Atheïsme kan zich heel goed aanpassen aan het gezelschap waar hij zich in bevindt. Als het een godsdienstig gezelschap is, kan hij zich voordoen als een mens die gelooft dat God bestaat, terwijl hij in zijn binnenste het Godsbestaan ontkent. Dat roept de vraag op hoe het met ons ten diepste gesteld is. Uiterlijk kan het immers heel wat lijken als we samen zijn met andere christenen. Maar geloven we werkelijk dat God bestaat? Zijn we werkelijk een vijand van de zonde als gevolg van de ware liefde tot God?
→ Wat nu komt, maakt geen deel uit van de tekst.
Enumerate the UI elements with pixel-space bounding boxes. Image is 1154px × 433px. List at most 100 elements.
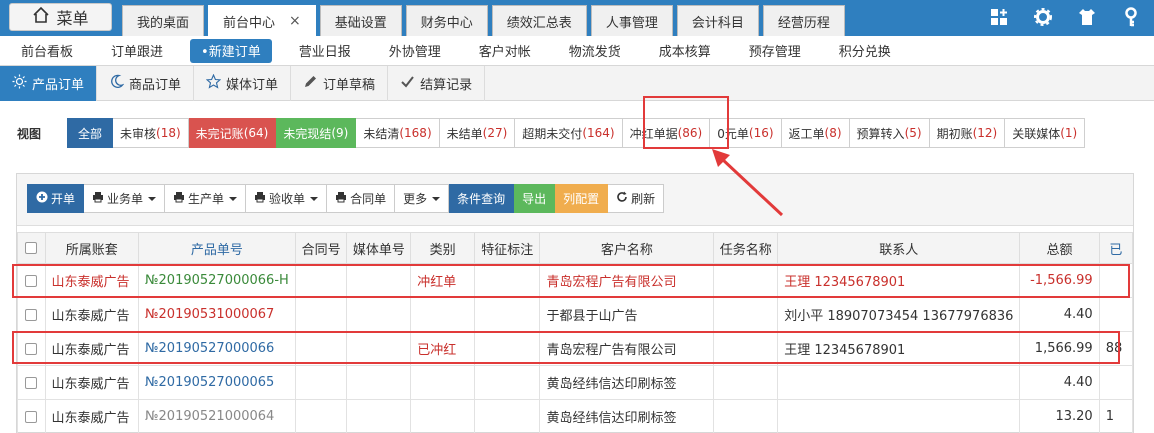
subnav-order-follow[interactable]: 订单跟进 (100, 39, 174, 63)
checkbox[interactable] (25, 308, 38, 321)
tab-finance-center[interactable]: 财务中心 (405, 5, 488, 36)
tab-settlement-records[interactable]: 结算记录 (388, 66, 486, 101)
cell-feature (473, 365, 541, 400)
menu-label: 菜单 (56, 9, 89, 28)
subnav-prepaid[interactable]: 预存管理 (738, 39, 812, 63)
filter-unfinished-cash[interactable]: 未完现结 (9) (276, 118, 357, 148)
col-header-extra[interactable]: 已 (1098, 232, 1134, 264)
tab-media-orders[interactable]: 媒体订单 (194, 66, 292, 101)
checkbox[interactable] (25, 410, 38, 423)
col-header-customer[interactable]: 客户名称 (539, 232, 715, 264)
cell-contact: 刘小平 18907073454 13677976836 (777, 297, 1021, 332)
moon-icon (109, 74, 125, 93)
apps-add-icon[interactable] (988, 6, 1010, 28)
filter-count: (18) (156, 126, 181, 140)
filter-count: (12) (972, 126, 998, 140)
cell-media (346, 297, 412, 332)
cell-account: 山东泰威广告 (44, 365, 139, 400)
production-order-button[interactable]: 生产单 (165, 184, 247, 213)
tab-hr[interactable]: 人事管理 (590, 5, 673, 36)
subnav-daily-report[interactable]: 营业日报 (288, 39, 362, 63)
filter-unsettled[interactable]: 未结清 (168) (356, 118, 440, 148)
table-row[interactable]: 山东泰威广告 №20190531000067 于都县于山广告 刘小平 18907… (17, 297, 1134, 332)
select-all-checkbox[interactable] (17, 232, 46, 264)
home-icon (32, 6, 50, 28)
subnav-cost-accounting[interactable]: 成本核算 (648, 39, 722, 63)
refresh-button[interactable]: 刷新 (608, 184, 665, 213)
row-checkbox-cell[interactable] (17, 365, 46, 400)
filter-all[interactable]: 全部 (67, 118, 114, 148)
shirt-icon[interactable] (1076, 6, 1098, 28)
col-header-total[interactable]: 总额 (1019, 232, 1100, 264)
filter-overdue[interactable]: 超期未交付 (164) (515, 118, 623, 148)
table-row[interactable]: 山东泰威广告 №20190521000064 黄岛经纬信达印刷标签 13.20 … (17, 399, 1134, 433)
annotation-highlight-box (12, 331, 1120, 364)
checkbox[interactable] (25, 376, 38, 389)
filter-rework[interactable]: 返工单 (8) (781, 118, 850, 148)
business-order-button[interactable]: 业务单 (84, 184, 166, 213)
condition-query-button[interactable]: 条件查询 (449, 184, 515, 213)
filter-budget-transfer[interactable]: 预算转入 (5) (849, 118, 930, 148)
cell-order-no[interactable]: №20190527000065 (138, 365, 296, 400)
subnav-new-order[interactable]: •新建订单 (190, 38, 272, 63)
filter-count: (164) (582, 126, 615, 140)
tab-basic-settings[interactable]: 基础设置 (319, 5, 402, 36)
row-checkbox-cell[interactable] (17, 297, 46, 332)
filter-count: (16) (748, 126, 774, 140)
col-header-media[interactable]: 媒体单号 (346, 232, 412, 264)
filter-unreviewed[interactable]: 未审核 (18) (113, 118, 189, 148)
contract-order-button[interactable]: 合同单 (327, 184, 396, 213)
subnav-customer-reconcile[interactable]: 客户对帐 (468, 39, 542, 63)
col-header-task[interactable]: 任务名称 (713, 232, 779, 264)
col-header-order-no[interactable]: 产品单号 (138, 232, 296, 264)
column-config-button[interactable]: 列配置 (555, 184, 609, 213)
col-header-feature[interactable]: 特征标注 (473, 232, 541, 264)
filter-unfinished-accounting[interactable]: 未完记账 (64) (188, 118, 277, 148)
filter-linked-media[interactable]: 关联媒体 (1) (1005, 118, 1086, 148)
tab-business-history[interactable]: 经营历程 (762, 5, 845, 36)
subnav-front-board[interactable]: 前台看板 (10, 39, 84, 63)
col-header-category[interactable]: 类别 (410, 232, 475, 264)
subnav-logistics[interactable]: 物流发货 (558, 39, 632, 63)
acceptance-order-button[interactable]: 验收单 (246, 184, 328, 213)
col-header-contract[interactable]: 合同号 (294, 232, 348, 264)
col-header-contact[interactable]: 联系人 (777, 232, 1021, 264)
cell-task (713, 297, 779, 332)
subnav-outsourcing[interactable]: 外协管理 (378, 39, 452, 63)
cell-customer: 于都县于山广告 (539, 297, 715, 332)
filter-label: 关联媒体 (1012, 126, 1061, 141)
close-icon[interactable]: × (289, 13, 301, 29)
cell-category (410, 365, 475, 400)
button-label: 验收单 (269, 192, 306, 206)
tab-desktop[interactable]: 我的桌面 (122, 5, 205, 36)
row-checkbox-cell[interactable] (17, 399, 46, 433)
filter-unclosed[interactable]: 未结单 (27) (439, 118, 516, 148)
cell-order-no[interactable]: №20190521000064 (138, 399, 296, 433)
tab-performance-summary[interactable]: 绩效汇总表 (491, 5, 587, 36)
export-button[interactable]: 导出 (514, 184, 556, 213)
open-order-button[interactable]: 开单 (27, 184, 85, 213)
tab-label: 结算记录 (420, 78, 473, 93)
tab-front-center[interactable]: 前台中心 × (208, 5, 316, 36)
checkbox[interactable] (25, 242, 38, 254)
cell-customer: 黄岛经纬信达印刷标签 (539, 365, 715, 400)
more-button[interactable]: 更多 (395, 184, 450, 213)
col-header-account[interactable]: 所属账套 (44, 232, 139, 264)
tab-order-drafts[interactable]: 订单草稿 (291, 66, 389, 101)
filter-opening[interactable]: 期初账 (12) (929, 118, 1006, 148)
cell-order-no[interactable]: №20190531000067 (138, 297, 296, 332)
tab-label: 商品订单 (129, 78, 182, 93)
print-icon (335, 191, 347, 206)
tab-goods-orders[interactable]: 商品订单 (97, 66, 195, 101)
table-row[interactable]: 山东泰威广告 №20190527000065 黄岛经纬信达印刷标签 4.40 (17, 365, 1134, 400)
key-icon[interactable] (1120, 6, 1142, 28)
toolbar: 开单 业务单 生产单 验收单 合同单 更多 条件查询 导出 列配置 刷新 (17, 174, 1133, 226)
tab-product-orders[interactable]: 产品订单 (0, 66, 98, 101)
menu-button[interactable]: 菜单 (9, 3, 112, 31)
check-icon (400, 74, 415, 93)
gear-icon[interactable] (1032, 6, 1054, 28)
tab-accounting-subjects[interactable]: 会计科目 (676, 5, 759, 36)
subnav-points-exchange[interactable]: 积分兑换 (828, 39, 902, 63)
cell-task (713, 399, 779, 433)
button-label: 更多 (403, 192, 428, 206)
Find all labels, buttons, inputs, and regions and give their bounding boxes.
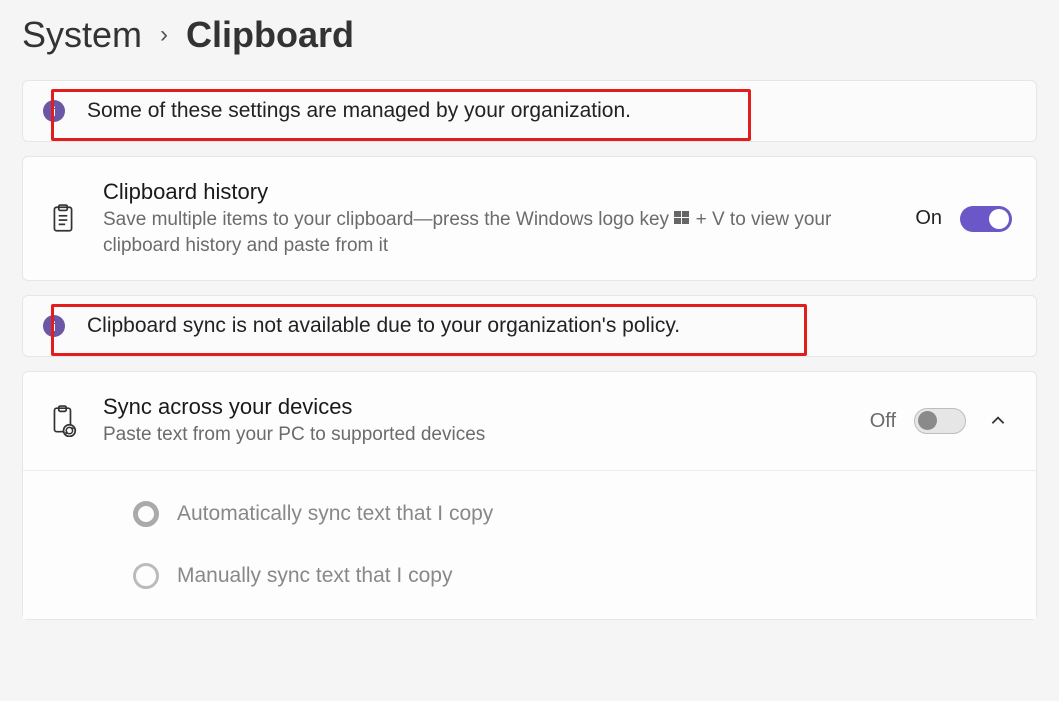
- sync-devices-state: Off: [870, 410, 896, 433]
- radio-icon: [133, 563, 159, 589]
- sync-options-panel: Automatically sync text that I copy Manu…: [23, 470, 1036, 619]
- sync-policy-message: Clipboard sync is not available due to y…: [87, 314, 680, 338]
- clipboard-history-card: Clipboard history Save multiple items to…: [22, 156, 1037, 281]
- radio-icon: [133, 501, 159, 527]
- breadcrumb-current: Clipboard: [186, 14, 354, 56]
- clipboard-sync-icon: [47, 405, 79, 437]
- clipboard-history-toggle[interactable]: [960, 206, 1012, 232]
- sync-devices-card: Sync across your devices Paste text from…: [22, 371, 1037, 620]
- clipboard-history-state: On: [915, 207, 942, 230]
- org-managed-message: Some of these settings are managed by yo…: [87, 99, 631, 123]
- sync-devices-title: Sync across your devices: [103, 394, 846, 420]
- windows-logo-icon: [674, 208, 690, 224]
- breadcrumb: System › Clipboard: [0, 0, 1059, 80]
- chevron-right-icon: ›: [160, 21, 168, 49]
- sync-devices-desc: Paste text from your PC to supported dev…: [103, 422, 846, 448]
- info-icon: i: [43, 100, 65, 122]
- sync-policy-banner: i Clipboard sync is not available due to…: [22, 295, 1037, 357]
- info-icon: i: [43, 315, 65, 337]
- breadcrumb-parent[interactable]: System: [22, 14, 142, 56]
- clipboard-history-desc: Save multiple items to your clipboard—pr…: [103, 207, 891, 258]
- sync-option-manual[interactable]: Manually sync text that I copy: [133, 563, 1012, 589]
- sync-option-auto[interactable]: Automatically sync text that I copy: [133, 501, 1012, 527]
- org-managed-banner: i Some of these settings are managed by …: [22, 80, 1037, 142]
- expand-chevron-icon[interactable]: [984, 407, 1012, 435]
- sync-option-manual-label: Manually sync text that I copy: [177, 564, 452, 588]
- sync-devices-toggle[interactable]: [914, 408, 966, 434]
- clipboard-history-title: Clipboard history: [103, 179, 891, 205]
- sync-option-auto-label: Automatically sync text that I copy: [177, 502, 493, 526]
- clipboard-icon: [47, 203, 79, 235]
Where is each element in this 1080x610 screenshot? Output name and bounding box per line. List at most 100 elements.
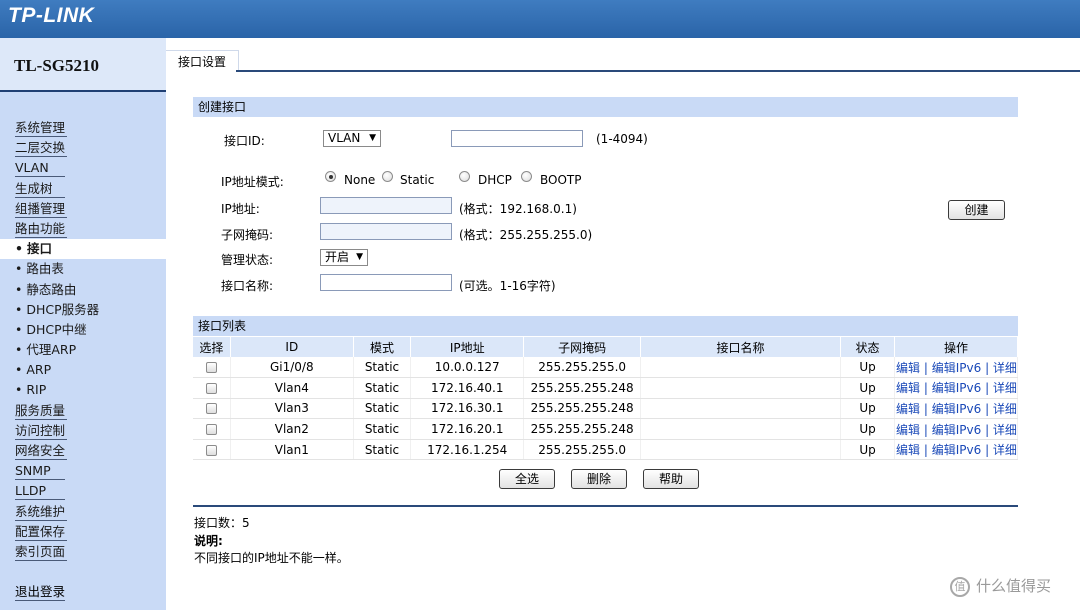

De plaatsen waar Atheïsme openbaar komt, zijn duistere plaatsen. Bunyan noemt de Zwartemondlaan, de Schurkenlaan, de Deugnietenstraat, de Godslasteraarsgang en de Dronkaardlaan. Het zijn rake typeringen.
Atheïsme ontkent behalve het bestaan van God ook het bestaan van zonde. Zonde is immers het begaan van een misdaad tegen God, en als God niet bestaat, kan er geen sprake zijn van misdaden tegen Hem. Daarom gaat Atheïsme zelfs zover, dat het niet uitmaakt wat je doet, of het nu het bezoeken van een prostituee of van een kerkdienst is. Als God niet bestaat, is er ook geen eeuwigheid, dus ook geen toekomende wereld. En als zonde niet bestaat, hoeft er ook geen angst te zijn voor straf.
Bunyan maakt duidelijk waar het ontkennen van God in eindigt. De goddeloze, gelijk hij zijn neus omhoogsteekt, onderzoekt niet; al zijn gedachten zijn dat er geen God is (Ps. 10:4). Maar al doet deze goddeloze geen onderzoek, hij zal zelf wel onderzocht worden …
… in de wereld …
In Engeland, het geboorteland van Bunyan, liet een atheïstische reclamecampagne in 2009 achthonderd bussen voorzien van de tekst ’Er is waarschijnlijk geen God. Maak je niet langer zorgen en geniet van je leven.’ Daarmee is de kern van de gedachte of de wens dat God niet bestaat raak omschreven. Zolang er nog gedacht wordt dat er een God bestaat of kan bestaan, staat er een rem op het uitleven in de zonde.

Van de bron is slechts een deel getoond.